Eine Alp wieder aufwerten und die Vorfahren ehren: das will die Stiftung

VERGANGENHEIT ZUKUNFT GEBEN

von Rolf Amgarten
So bietet sich die Alpe Magnello dem Besucher, der von unten über Fontanella und den schwierigeren Sentiero ankommt

Fritzli muss im Stall bleiben. Der künftige Stier ist erst vor einigen Tagen zur Welt gekommen und noch zu jung für die Alp. Draussen sömmern knapp ein Dutzend Kühe, einige Rinder und der ausgewachsene Stier. Drei Ziegen dösen im warmen Mittagslüftchen. Aber als allererste begrüssen einen die drei glücklichen Wollschweine, wenn man den Weg aus dem Bergpfad über die Lichtung einer hochmoorartigen Fauna zur Alpe Magnello und zur Käserei geschafft hat. Die jungen Älpler begrüssen den Besuch ebenso freundlich wie ihr Wachhund. Bei ihnen ist der leckere Kuh- oder Geissenkäse im Direktverkauf erhältlich, den man sonst weiter unten, auf dem Biohof Munt la Reita in Cimalmotto erhält. Die Privatbesitzer einiger der kleinen Steinhäuser arbeiten entweder wacker am Wiederaufbau ihres Erbes oder fläzen vor ihrem Rustico bequem in Liegestühlen. Ein unbeschreiblicher Friede geht von dieser „Wohngemeinschaft“ aus, die von allen Seiten durch schroffe Felsgebirge umgeben und von einer undefinierten grünen Grenze nach Italien gestreift wird.

Das Projekt der Wiederbelebung einer alten Alp im Rovanatal geht auf Aktivitäten des Biohofs der Bauernfamilie Senn sowie auf das Engagement von Patriziat und Gemeinde zurück und ist als Stiftung Alpe Magnello (www.alpemagnello.ch) seit 2008 aktiv. Unterstützt wird sie von der Binding Stiftung und dem Fonds Landschaft Schweiz. Bereits seit 25 Jahren sömmert dort das Braunvieh der Senns vom Munt la Reita (www.muntlareita.ch).

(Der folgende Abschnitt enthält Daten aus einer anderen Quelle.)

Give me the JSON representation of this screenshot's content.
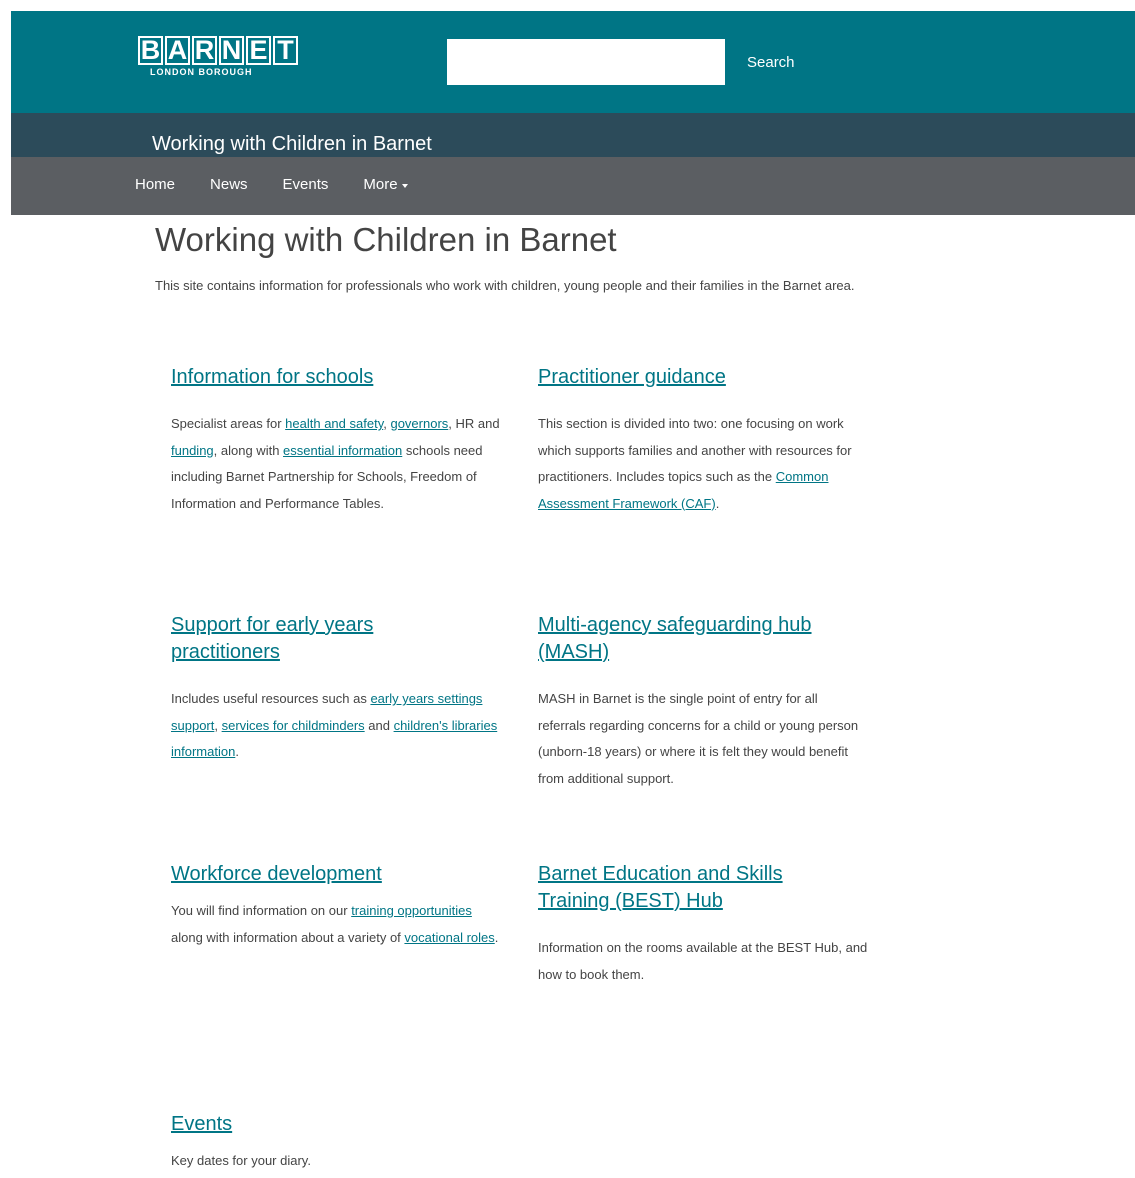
{
  "header": {
    "logo_letters": [
      "B",
      "A",
      "R",
      "N",
      "E",
      "T"
    ],
    "logo_sub": "LONDON BOROUGH",
    "search_placeholder": "",
    "search_label": "Search",
    "site_title": "Working with Children in Barnet"
  },
  "nav": {
    "items": [
      "Home",
      "News",
      "Events",
      "More"
    ]
  },
  "main": {
    "title": "Working with Children in Barnet",
    "intro": "This site contains information for professionals who work with children, young people and their families in the Barnet area."
  },
  "cards": [
    {
      "title": "Information for schools",
      "parts": [
        {
          "t": "Specialist areas for "
        },
        {
          "t": "health and safety",
          "link": true
        },
        {
          "t": ", "
        },
        {
          "t": "governors",
          "link": true
        },
        {
          "t": ", HR and "
        },
        {
          "t": "funding",
          "link": true
        },
        {
          "t": ", along with "
        },
        {
          "t": "essential information",
          "link": true
        },
        {
          "t": " schools need including Barnet Partnership for Schools, Freedom of Information and Performance Tables."
        }
      ]
    },
    {
      "title": "Practitioner guidance",
      "parts": [
        {
          "t": "This section is divided into two: one focusing on work which supports families and another with resources for practitioners. Includes topics such as the "
        },
        {
          "t": "Common Assessment Framework (CAF)",
          "link": true
        },
        {
          "t": "."
        }
      ]
    },
    {
      "title": "Support for early years practitioners",
      "parts": [
        {
          "t": "Includes useful resources such as "
        },
        {
          "t": "early years settings support",
          "link": true
        },
        {
          "t": ", "
        },
        {
          "t": "services for childminders",
          "link": true
        },
        {
          "t": " and "
        },
        {
          "t": "children's libraries information",
          "link": true
        },
        {
          "t": "."
        }
      ]
    },
    {
      "title": "Multi-agency safeguarding hub (MASH)",
      "parts": [
        {
          "t": "MASH in Barnet is the single point of entry for all referrals regarding concerns for a child or young person (unborn-18 years) or where it is felt they would benefit from additional support."
        }
      ]
    },
    {
      "title": "Workforce development",
      "parts": [
        {
          "t": "You will find information on our "
        },
        {
          "t": "training opportunities",
          "link": true
        },
        {
          "t": " along with information about a variety of "
        },
        {
          "t": "vocational roles",
          "link": true
        },
        {
          "t": "."
        }
      ]
    },
    {
      "title": "Barnet Education and Skills Training (BEST) Hub",
      "parts": [
        {
          "t": "Information on the rooms available at the BEST Hub, and how to book them."
        }
      ]
    },
    {
      "title": "Events",
      "parts": [
        {
          "t": "Key dates for your diary."
        }
      ]
    }
  ],
  "colors": {
    "topbar": "#007585",
    "sitebar": "#2c4b5a",
    "navbar": "#5b5e62",
    "link": "#007585"
  }
}
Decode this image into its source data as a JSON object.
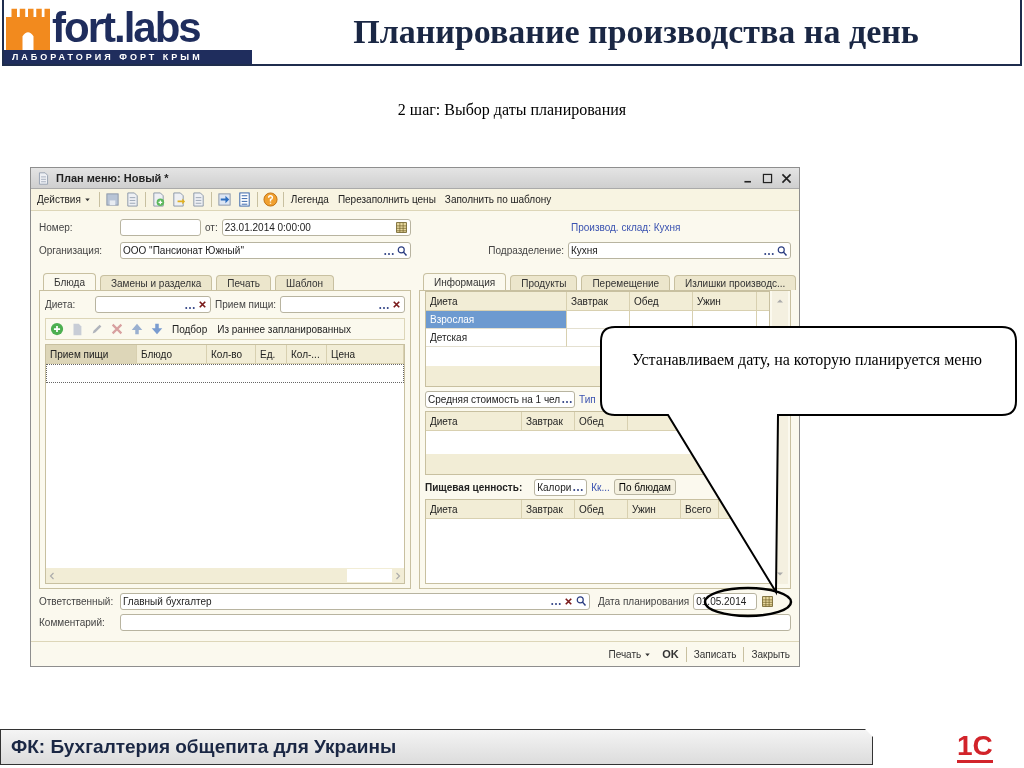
{
  "header": {
    "logo": {
      "name": "fort.labs",
      "tagline": "ЛАБОРАТОРИЯ ФОРТ КРЫМ"
    },
    "title": "Планирование производства на день"
  },
  "subtitle": "2 шаг: Выбор даты планирования",
  "window": {
    "title": "План меню: Новый *",
    "toolbar": {
      "menu": "Действия",
      "buttons": [
        "Легенда",
        "Перезаполнить цены",
        "Заполнить по шаблону"
      ]
    },
    "number": {
      "label": "Номер:"
    },
    "date": {
      "label": "от:",
      "value": "23.01.2014  0:00:00"
    },
    "organization": {
      "label": "Организация:",
      "value": "ООО \"Пансионат Южный\""
    },
    "warehouse_link": "Производ. склад: Кухня",
    "department": {
      "label": "Подразделение:",
      "value": "Кухня"
    },
    "left_tabs": [
      {
        "label": "Блюда",
        "selected": true
      },
      {
        "label": "Замены и разделка",
        "selected": false
      },
      {
        "label": "Печать",
        "selected": false
      },
      {
        "label": "Шаблон",
        "selected": false
      }
    ],
    "diet_filter": {
      "label": "Диета:"
    },
    "meal_filter": {
      "label": "Прием пищи:"
    },
    "dishes_toolbar": [
      "Подбор",
      "Из раннее запланированных"
    ],
    "dishes_columns": [
      {
        "label": "Прием пищи",
        "sorted": true
      },
      {
        "label": "Блюдо",
        "sorted": false
      },
      {
        "label": "Кол-во",
        "sorted": false
      },
      {
        "label": "Ед.",
        "sorted": false
      },
      {
        "label": "Кол-...",
        "sorted": false
      },
      {
        "label": "Цена",
        "sorted": false
      }
    ],
    "right_tabs": [
      {
        "label": "Информация",
        "selected": true
      },
      {
        "label": "Продукты",
        "selected": false
      },
      {
        "label": "Перемещение",
        "selected": false
      },
      {
        "label": "Излишки производс...",
        "selected": false
      }
    ],
    "diet_columns": [
      "Диета",
      "Завтрак",
      "Обед",
      "Ужин"
    ],
    "diet_rows": [
      {
        "diet": "Взрослая",
        "selected": true
      },
      {
        "diet": "Детская",
        "selected": false
      }
    ],
    "cost_select": "Средняя стоимость на 1 чел",
    "cost_link": "Тип",
    "cost_columns": [
      "Диета",
      "Завтрак",
      "Обед"
    ],
    "nutrition": {
      "label": "Пищевая ценность:",
      "select": "Калори",
      "link": "Кк...",
      "button": "По блюдам"
    },
    "nutrition_columns": [
      "Диета",
      "Завтрак",
      "Обед",
      "Ужин",
      "Всего"
    ],
    "responsible": {
      "label": "Ответственный:",
      "value": "Главный бухгалтер"
    },
    "planning_date": {
      "label": "Дата планирования",
      "value": "01.05.2014"
    },
    "comment": {
      "label": "Комментарий:"
    },
    "footer_buttons": [
      {
        "label": "Печать",
        "kind": "menu"
      },
      {
        "label": "OK",
        "kind": "default"
      },
      {
        "label": "Записать",
        "kind": "plain"
      },
      {
        "label": "Закрыть",
        "kind": "plain"
      }
    ]
  },
  "callout": "Устанавливаем дату, на которую планируется меню",
  "footer": {
    "title": "ФК: Бухгалтерия общепита для Украины",
    "logo": "1С"
  }
}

Mit insgesamt 1,2 Millionen Franken soll das Projekt Alpe Magnello in den kommenden Jahren schrittweise mit Nutzungsmöglichkeit für Viehwirtschaft und sanften Tourismus realisiert werden. Mit dem benachbarten italienischen Val Cravariola soll zusammengearbeitet werden. Für einen neuen Nationalpark könnte das Projekt sogar richtungweisend sein. Einerseits soll der Wanderrundweg verbessert werden und der etwas kürzere aber gefährlichere Transhumanzweg soll sicherer gemacht werden, damit künftig der Alpaufzug auch auf diesem via Fontanella oberhalb von Cimalmotto geführt werden kann. Einige der Steinhäuser sollen in Schuss gebracht werden, so wie das die Stiftung zusammen mit Landschaftsfonds und BindingStiftung für den grossen Stall für rund 130'000 Franken bereits realisiert hat. Lärchenjungwald und vor allem der invasive Rhododendron sollen ausgeforstet und das Hochmoor soll aufgewertet werden. Ein Haus soll aufzeigen, wie in früheren Jahren die Alpbewirtschaftung dort getätigt wurde. Auf einer Alp rund 1800 m ü. M, auf der jede Familie ihr eigenes Vieh hütete und den eigenen Käse produzierte. Die Alp wurde erstmals um 1652 in einem Weiderechtsvertrag namentlich erwähnt und gehört zum Gebiet von Campo Vallemaggia, wo rund 50 feste Einwohner sich die Weiler Niva, Piano, Campo und Cimalmotto teilen. Von Cimalmotto aus über Fontanella geht der nur mit gutem Wanderschuhwerk zu ersteigende Sentiero durch Lärchenwald, an Bächlein vorbei über vorstehende Felskanten am Fluss hoch. Manchmal geht es linkerhand recht steil hinunter. In gut eineinhalb Stunden ist man auf der Alp. Zu Fuss ersteigt man sie, zu Fuss bringen die jungen Älpler den Käse herunter und im Herbst dann auch das Vieh. Helikoptereinsätze sind Ausnahmefällen vorbehalten. Um nicht den gleichen Weg zu nehmen, kann als Alternative der etwas einfacher gestaltete aber langwierigere Weg gewählt werden, bei dem ein letzter Teil auf einer Landstrasse und bis Cimalmotto auf Asphalt gegangen werden muss. Da haben es die drei glücklichen Schweine und Fritzli, der Jungstier, bequemer: Sie werden hinunter geflogen.